Continuam a discussão com sussurros.
Diminui o sussurro.
SAMUCA
Eu tenho uma questão. Por que os professores não assistem os trabalhos?
Alunos procuram os professores e não encontram nenhum
ALGUÉM
É não tem nenhum professor.
LIBELU
Mas pra que professor?
HIPONGA MULHER
Professor é mais uma forma de dominação burguesa que oprime o sujeito frente ao seu desejo e ao seu corpo erótico e social.
ALGUÉM
Questão de ordem, alguém tem unzinho ai?
OUTRO
Maconheiro alienado.
ALGUÉM
Nada a ver.
LIBELU
O que importar é que Professor, só serve para direcionar.
Nova discussão.

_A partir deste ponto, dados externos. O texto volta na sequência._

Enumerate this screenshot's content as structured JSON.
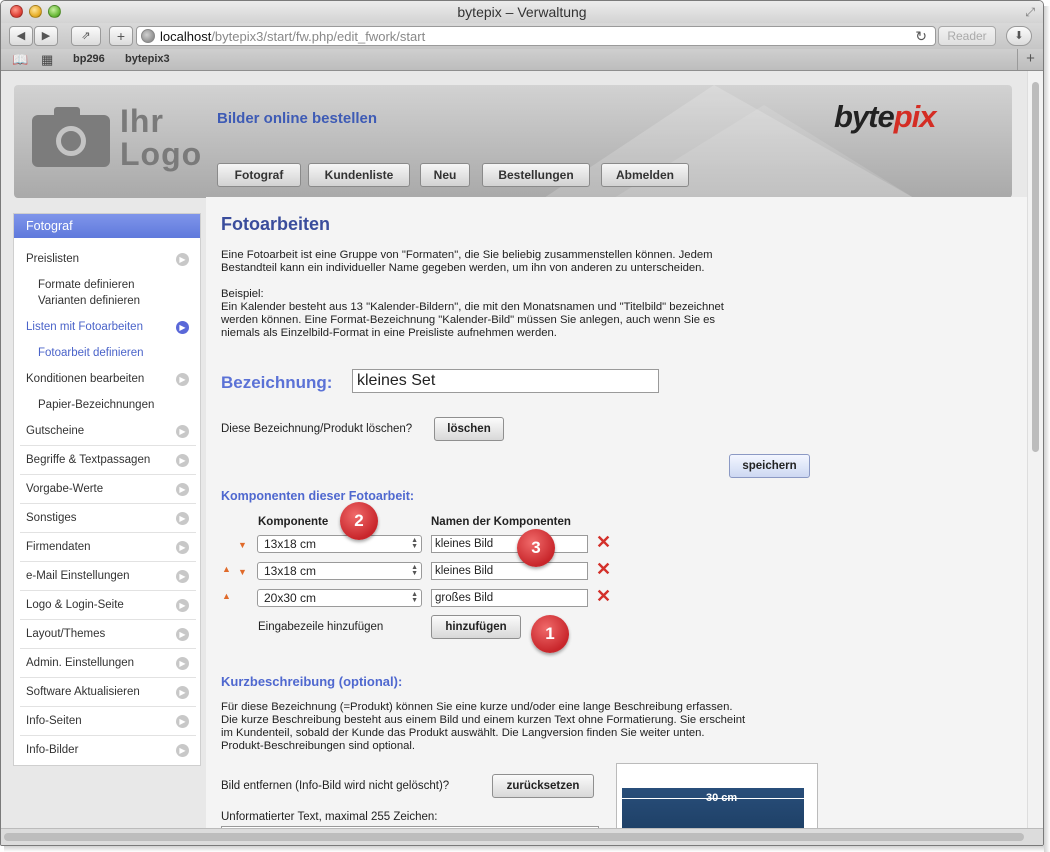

Atrizes protagonistas da cena vão embora. Discussão continua ainda forte. Pessoas subindo nas mesas e nas cadeiras para falar mais alto.
SAMUCA, angustiado, gritando.
Mas afinal, por que montaram esta cena?
Pausa. Todos se dão conta que as atrizes foram embora. Percebem o ridículo da discussão. Estão em cima das mesas, das cadeiras, ridículos. Vão se deprimindo, entrando num baixo astral saindo sem dizer nenhuma palavra.